TARP was actually a program initiated under George Bush and approved by the Congress before Obama became president. However, Republican candidates often make remarks that infer that the Wall Street bailout was an Obama program.
Although the initial money for the auto industry was made by President Bush, the bulk of the loans to the auto industry were made under Obama out of funds paid back by banks under TARP. That assistance resulted in saving the industry and over a million jobs. The government could make additional money from the stock it owns in the auto companies, but the CBO estimates that at the end of the day, the cost could be $19 billion dollars.
As for Wall Street, it went from near collapse in 2008 to record stock values in 2012. The DOW is now over 13,000 and NASDQ and the S & P are at record levels.
TARP enacted to prevent world-wide collapse of financial institutions
Many Americans forget how dire things were in 2008. The American financial instructions were on the verge of collapse. This could have triggered a global collapse. To avoid this, TARP was enacted.
The CBO report stated:
“When the TARP was created, the U.S. financial system was in a precarious condition, and the transactions envisioned and ultimately undertaken engendered substantial financial risk for the federal government. Nevertheless, the net costs directly associated with the TARP, when taken in isolation, have been toward the low end of the range of possible outcomes anticipated when the program was launched—in part because funds invested, loaned, or granted to participating institutions through the Federal Reserve and government programs other than the TARP helped limit those costs.”

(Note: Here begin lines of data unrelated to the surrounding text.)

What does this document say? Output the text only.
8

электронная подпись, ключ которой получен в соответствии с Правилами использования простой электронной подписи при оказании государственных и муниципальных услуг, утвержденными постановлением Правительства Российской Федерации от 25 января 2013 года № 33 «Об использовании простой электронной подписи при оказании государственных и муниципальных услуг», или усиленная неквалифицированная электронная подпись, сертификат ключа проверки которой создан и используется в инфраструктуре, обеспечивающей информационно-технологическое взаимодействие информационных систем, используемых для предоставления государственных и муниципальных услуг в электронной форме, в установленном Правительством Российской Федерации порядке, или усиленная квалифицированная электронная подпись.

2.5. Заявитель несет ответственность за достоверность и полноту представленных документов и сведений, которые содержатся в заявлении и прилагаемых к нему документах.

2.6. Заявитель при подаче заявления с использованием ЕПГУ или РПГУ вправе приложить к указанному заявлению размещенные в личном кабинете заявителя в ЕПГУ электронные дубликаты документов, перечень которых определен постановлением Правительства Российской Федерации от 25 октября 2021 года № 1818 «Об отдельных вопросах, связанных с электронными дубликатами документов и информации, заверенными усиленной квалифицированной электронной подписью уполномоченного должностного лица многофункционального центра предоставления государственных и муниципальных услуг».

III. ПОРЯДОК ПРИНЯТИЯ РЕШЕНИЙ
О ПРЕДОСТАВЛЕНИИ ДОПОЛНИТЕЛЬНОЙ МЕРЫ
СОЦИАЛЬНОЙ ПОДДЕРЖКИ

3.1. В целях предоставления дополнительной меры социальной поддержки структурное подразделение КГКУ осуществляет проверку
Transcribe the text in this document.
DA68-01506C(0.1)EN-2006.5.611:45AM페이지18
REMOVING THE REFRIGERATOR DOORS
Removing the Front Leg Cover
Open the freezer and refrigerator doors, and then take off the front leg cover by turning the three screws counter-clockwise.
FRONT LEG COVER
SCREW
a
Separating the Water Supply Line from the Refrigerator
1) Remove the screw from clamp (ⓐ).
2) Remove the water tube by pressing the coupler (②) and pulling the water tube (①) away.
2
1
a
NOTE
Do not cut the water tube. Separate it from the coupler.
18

No one wants to lose $32 billion dollars, but think of what the cost would be if TARP were not enacted. A global financial collapse would have resulted in a depression far worse than the recession that resulted from Wall Street abuses in the last decade.
The same is true about the Stimulus. Were it not for the stimulus, the recession would have been worse, unemployment would have been higher, and the recovery would not have started to occur yet. The economy is trending up.
What we need to do is to make sure the things that led to the last recession are never allowed to happen again. We got of easy this time compared to what it could have been.